Kesilecek kurbanların, hem kurban sahiplerinin yemesi, hem de sıkıntı içindeki yoksullara gıda ihtiyaçlarının karşılanması amacıyla dağıtılması 34. Ayet’te şöyle ifade edilir: "Onlar (kesim için) sıraya dizildiklerinde üzerlerine Allah’ın adını anınız, cansız halde yere serildiklerinde ise onlardan hem kendiniz yiyiniz, hem de ihtiyacını gizleyen ve gizlemeyen yoksulları doyurunuz. İşte onları şükredesiniz diye sizin istifadenize verdik." Şu halde sırf bir emrin şekli olarak yerine getirilmesiyle yetinip, kurban etlerinin heder edilmesi veya dağıtılmayıp sadece kesen tarafından tüketilmesi Kur’an’ın ruhuna uygun bir uygulama değildir.
* * *
Kurban kesimindeki düzensizliklere ve kötü görüntülere son vermek amacıyla, başkanlığım döneminde bir Bakanlar Kurulu kararı ve ona dayalı olarak bir yönetmelik yürürlüğe sokulmuş, böylece buna bir disiplin getirilmiştir.
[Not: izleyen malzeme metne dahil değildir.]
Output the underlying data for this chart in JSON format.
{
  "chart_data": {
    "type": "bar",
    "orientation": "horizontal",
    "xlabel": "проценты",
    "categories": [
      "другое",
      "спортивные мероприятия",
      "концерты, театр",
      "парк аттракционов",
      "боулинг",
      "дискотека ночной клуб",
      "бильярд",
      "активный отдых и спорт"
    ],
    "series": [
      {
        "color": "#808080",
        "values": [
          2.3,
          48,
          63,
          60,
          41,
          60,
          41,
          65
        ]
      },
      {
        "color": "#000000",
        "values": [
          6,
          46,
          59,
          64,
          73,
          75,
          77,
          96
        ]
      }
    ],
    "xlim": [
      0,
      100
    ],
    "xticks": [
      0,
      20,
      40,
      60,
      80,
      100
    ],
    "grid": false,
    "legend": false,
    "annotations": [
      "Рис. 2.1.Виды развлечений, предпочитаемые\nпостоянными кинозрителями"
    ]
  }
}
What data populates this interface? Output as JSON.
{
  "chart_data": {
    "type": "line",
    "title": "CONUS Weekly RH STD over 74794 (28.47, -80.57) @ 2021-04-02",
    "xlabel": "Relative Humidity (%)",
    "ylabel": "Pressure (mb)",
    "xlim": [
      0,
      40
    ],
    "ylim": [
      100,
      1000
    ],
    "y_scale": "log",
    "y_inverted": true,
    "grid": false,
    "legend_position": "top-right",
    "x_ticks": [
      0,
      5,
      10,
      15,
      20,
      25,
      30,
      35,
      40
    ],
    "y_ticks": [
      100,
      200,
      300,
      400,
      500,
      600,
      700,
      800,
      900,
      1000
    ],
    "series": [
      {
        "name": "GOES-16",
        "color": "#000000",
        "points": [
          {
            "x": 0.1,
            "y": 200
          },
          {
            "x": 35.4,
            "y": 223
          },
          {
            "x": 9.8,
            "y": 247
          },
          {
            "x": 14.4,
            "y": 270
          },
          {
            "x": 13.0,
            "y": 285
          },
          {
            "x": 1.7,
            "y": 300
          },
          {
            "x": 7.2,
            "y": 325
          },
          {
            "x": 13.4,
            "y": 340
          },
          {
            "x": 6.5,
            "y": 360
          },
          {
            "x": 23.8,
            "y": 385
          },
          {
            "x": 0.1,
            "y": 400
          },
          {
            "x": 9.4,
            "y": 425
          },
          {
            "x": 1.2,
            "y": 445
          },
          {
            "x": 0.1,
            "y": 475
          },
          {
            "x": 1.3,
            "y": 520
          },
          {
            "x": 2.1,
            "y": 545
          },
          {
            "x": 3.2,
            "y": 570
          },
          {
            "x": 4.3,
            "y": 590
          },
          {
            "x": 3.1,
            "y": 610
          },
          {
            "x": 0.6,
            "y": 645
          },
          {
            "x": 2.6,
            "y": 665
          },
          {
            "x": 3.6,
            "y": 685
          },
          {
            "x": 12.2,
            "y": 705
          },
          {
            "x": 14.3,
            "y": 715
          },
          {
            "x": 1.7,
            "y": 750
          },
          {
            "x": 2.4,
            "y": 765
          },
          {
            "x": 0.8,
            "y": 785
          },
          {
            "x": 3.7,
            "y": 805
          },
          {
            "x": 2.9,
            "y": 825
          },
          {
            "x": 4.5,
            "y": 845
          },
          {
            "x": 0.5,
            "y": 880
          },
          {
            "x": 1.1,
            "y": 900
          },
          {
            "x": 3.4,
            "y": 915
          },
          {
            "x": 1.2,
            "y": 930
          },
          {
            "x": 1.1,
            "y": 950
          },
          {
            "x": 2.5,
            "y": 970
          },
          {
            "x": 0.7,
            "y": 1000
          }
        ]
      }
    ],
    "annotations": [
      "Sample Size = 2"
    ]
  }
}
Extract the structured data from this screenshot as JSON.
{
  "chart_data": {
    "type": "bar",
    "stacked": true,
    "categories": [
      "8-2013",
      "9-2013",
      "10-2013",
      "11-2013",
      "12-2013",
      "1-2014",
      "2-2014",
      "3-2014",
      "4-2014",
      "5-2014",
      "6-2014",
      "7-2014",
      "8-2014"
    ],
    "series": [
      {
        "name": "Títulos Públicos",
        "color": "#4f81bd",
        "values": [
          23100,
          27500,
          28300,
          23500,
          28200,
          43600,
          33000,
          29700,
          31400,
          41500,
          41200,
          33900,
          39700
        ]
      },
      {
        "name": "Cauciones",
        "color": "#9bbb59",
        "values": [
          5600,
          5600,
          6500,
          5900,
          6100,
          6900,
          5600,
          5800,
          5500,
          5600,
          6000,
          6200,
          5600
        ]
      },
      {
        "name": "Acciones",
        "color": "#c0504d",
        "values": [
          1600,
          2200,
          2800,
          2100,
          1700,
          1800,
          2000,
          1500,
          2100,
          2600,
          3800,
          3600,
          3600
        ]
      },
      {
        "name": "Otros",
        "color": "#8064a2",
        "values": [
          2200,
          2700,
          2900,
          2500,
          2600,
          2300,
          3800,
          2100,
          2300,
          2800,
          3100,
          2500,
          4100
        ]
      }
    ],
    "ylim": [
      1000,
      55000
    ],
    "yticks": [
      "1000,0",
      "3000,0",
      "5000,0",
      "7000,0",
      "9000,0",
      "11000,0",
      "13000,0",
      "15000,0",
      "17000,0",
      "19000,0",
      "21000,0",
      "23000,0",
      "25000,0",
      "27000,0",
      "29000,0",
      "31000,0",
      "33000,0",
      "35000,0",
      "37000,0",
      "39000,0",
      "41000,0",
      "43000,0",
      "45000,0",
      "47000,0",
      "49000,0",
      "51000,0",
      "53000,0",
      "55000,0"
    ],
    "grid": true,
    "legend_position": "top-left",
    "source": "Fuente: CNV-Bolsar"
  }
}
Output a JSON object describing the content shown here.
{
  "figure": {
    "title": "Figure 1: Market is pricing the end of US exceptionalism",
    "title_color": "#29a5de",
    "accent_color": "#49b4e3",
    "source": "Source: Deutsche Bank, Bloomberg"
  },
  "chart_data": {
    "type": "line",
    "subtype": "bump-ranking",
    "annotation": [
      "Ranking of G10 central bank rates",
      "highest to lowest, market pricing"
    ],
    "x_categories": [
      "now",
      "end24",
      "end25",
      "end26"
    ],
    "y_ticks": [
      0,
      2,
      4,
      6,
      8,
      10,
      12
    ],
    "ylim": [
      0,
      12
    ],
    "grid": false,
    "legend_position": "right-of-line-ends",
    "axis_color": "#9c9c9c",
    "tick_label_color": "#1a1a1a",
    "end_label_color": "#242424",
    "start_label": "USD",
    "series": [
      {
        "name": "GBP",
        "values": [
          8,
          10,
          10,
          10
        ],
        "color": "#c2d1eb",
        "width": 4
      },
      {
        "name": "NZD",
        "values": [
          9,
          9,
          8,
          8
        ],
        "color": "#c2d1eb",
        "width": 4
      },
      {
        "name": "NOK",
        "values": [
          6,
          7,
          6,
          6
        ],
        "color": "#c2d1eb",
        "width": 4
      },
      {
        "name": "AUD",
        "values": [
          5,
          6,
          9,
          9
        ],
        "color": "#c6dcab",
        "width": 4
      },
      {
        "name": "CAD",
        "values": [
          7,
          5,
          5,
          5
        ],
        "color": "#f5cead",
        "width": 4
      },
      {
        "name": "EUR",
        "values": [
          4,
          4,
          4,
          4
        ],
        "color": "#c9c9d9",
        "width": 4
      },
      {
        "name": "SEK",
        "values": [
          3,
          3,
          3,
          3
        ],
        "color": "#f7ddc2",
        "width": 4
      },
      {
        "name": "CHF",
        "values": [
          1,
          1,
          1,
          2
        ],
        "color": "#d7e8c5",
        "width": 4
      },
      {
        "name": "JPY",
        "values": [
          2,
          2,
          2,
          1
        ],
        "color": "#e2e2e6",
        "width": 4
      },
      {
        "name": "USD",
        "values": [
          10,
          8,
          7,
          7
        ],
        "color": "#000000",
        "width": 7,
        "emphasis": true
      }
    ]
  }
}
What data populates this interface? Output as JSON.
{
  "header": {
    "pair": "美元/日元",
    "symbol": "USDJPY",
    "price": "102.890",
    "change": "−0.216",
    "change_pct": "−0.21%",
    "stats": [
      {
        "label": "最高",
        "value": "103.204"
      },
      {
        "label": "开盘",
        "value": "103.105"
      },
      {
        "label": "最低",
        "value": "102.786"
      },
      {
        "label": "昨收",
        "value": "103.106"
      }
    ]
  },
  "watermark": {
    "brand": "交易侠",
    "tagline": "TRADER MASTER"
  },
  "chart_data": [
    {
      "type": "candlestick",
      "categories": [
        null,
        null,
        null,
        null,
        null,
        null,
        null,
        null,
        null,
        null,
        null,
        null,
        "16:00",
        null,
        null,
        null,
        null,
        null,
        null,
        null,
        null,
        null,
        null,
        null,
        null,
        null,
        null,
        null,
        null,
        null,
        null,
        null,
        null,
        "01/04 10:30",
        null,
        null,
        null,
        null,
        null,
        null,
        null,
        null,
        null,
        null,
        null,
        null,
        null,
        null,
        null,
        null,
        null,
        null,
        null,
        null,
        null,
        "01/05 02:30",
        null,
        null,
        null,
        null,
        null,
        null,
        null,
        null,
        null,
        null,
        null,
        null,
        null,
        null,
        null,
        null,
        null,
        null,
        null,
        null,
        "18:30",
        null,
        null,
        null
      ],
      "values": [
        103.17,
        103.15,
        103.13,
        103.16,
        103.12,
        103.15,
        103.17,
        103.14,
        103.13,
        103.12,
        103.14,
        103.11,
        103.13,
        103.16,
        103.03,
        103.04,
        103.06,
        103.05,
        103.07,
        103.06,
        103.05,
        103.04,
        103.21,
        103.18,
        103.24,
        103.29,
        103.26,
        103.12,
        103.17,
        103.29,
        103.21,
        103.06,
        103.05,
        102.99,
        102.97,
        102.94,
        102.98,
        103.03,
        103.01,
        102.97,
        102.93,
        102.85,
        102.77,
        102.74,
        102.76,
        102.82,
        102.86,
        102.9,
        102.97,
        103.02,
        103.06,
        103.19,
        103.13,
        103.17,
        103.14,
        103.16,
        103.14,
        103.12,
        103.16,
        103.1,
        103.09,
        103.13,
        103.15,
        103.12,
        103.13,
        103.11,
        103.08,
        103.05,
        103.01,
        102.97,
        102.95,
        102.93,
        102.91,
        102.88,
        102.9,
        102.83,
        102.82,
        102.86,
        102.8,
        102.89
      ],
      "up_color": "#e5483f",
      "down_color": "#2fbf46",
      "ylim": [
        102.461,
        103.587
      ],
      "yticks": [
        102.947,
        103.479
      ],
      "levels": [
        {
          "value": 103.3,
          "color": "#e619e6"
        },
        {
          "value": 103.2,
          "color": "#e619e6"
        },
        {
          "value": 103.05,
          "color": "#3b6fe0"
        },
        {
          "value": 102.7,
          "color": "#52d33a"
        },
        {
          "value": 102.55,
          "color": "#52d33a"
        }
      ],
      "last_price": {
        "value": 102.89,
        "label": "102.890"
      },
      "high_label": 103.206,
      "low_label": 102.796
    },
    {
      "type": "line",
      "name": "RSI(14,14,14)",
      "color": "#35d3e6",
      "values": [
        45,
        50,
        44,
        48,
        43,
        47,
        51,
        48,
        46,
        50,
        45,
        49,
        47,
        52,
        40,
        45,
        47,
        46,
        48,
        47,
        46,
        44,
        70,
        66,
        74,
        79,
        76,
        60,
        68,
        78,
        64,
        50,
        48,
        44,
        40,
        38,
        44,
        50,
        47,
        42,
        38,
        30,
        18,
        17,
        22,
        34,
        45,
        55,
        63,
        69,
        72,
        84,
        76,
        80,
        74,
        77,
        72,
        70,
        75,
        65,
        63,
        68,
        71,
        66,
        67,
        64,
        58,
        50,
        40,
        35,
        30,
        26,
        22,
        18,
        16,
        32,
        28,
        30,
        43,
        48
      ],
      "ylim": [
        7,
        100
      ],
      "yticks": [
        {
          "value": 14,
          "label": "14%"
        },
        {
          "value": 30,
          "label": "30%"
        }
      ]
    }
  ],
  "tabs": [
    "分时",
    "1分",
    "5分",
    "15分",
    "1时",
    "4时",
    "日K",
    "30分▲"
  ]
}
Mekke’de hacılarımızın ise 1984 yılından bu yana İslam Bankası aracılığıyla kurbanları kestirilmekte, kurbanlar yerinde değerlendirilerek yoksul ülkelere gönderilmektedir.
Bayramlar ülkemizde barış ve sevginin güçlendirilmesi, toplumsal dayanışma ve huzurun pekiştirilmesi açısından müstesna zaman dilimleridir. Aziz milletimizin ve İslam áleminin mübarek Kurban Bayramı’nı ve yeni yılını en içten dileklerimle kutluyorum.
SORALIM ÖĞRENELİM
Emlak komisyonculuğundan kazandığım paranın haram olduğunu söylüyorlar. Bu doğru mu?
Nadir TOPRAK
Bir mülkün satışında aracı olan kimsenin alıcı veya satıcıdan, yahut her ikisinden aralarında mutabık kaldıkları ücreti alması caizdir. Aralarında bir ücret belirlememişlerse örfe göre belirlenen ücreti alır.
Her yıl Kurban Bayramı’nı Kuşadası’nda geçiriyorum. Kimileri seferi olduğum için kurban kesmemem gerektiğini söylüyorlar. Doğru mu?
İrfan MAHMUTOĞLU/VAN
Her bayram Kuşadası’na gitmeniz, kurban kesmemek için bir gerekçe sayılamaz. Bulunduğunuz yerde kesebileceğiniz gibi, vekálet vermek suretiyle de kurbanınızı kestirebilirsiniz.
Affedilmeyen günah var mıdır? Kur’an’da geçen "nasuh tövbesi" hakkında bilgi verir misiniz? Ölen kişi için dua etmek fayda sağlar mı?
Elif T.
Yüce Allah kendisine şirki, yani kendisine ortak koşmayı bağışlamaz. Bunun dışında bütün günahları bağışlayacağını Kur’an-ı Kerim’de haber vermiştir. Nasuh tövbesi, içten ve samimi bir pişmanlıkla yapılacak tövbedir. Nasuh tövbesinde şunlar bir arada bulunmalıdır: Geçmiş günahlara pişmanlık, farzları yerine getirme, haksız kazançları geri verme, hak sahipleriyle helalleşme, bir daha günahlara dönmemeye kesin karar verme. Nitekim, Kur’an-ı Kerim’de "Ey iman edenler! Allah’a nasuh bir tövbeyle tövbe edin" buyurulmuştur. Dirilerin duası ölülere fayda sağlar. Nitekim Kur’an-ı Kerim’de, "Rabbim! Beni, anne ve babamı ve müminleri kıyamet günü bağışla" şeklinde dua etmek tavsiye edilmiştir. Bir hadiste de "Dua, ölünün azabını kaldırır veya hafifletir" buyurulmaktadır. İslam bilginleri bu görüşü benimsemişlerdir.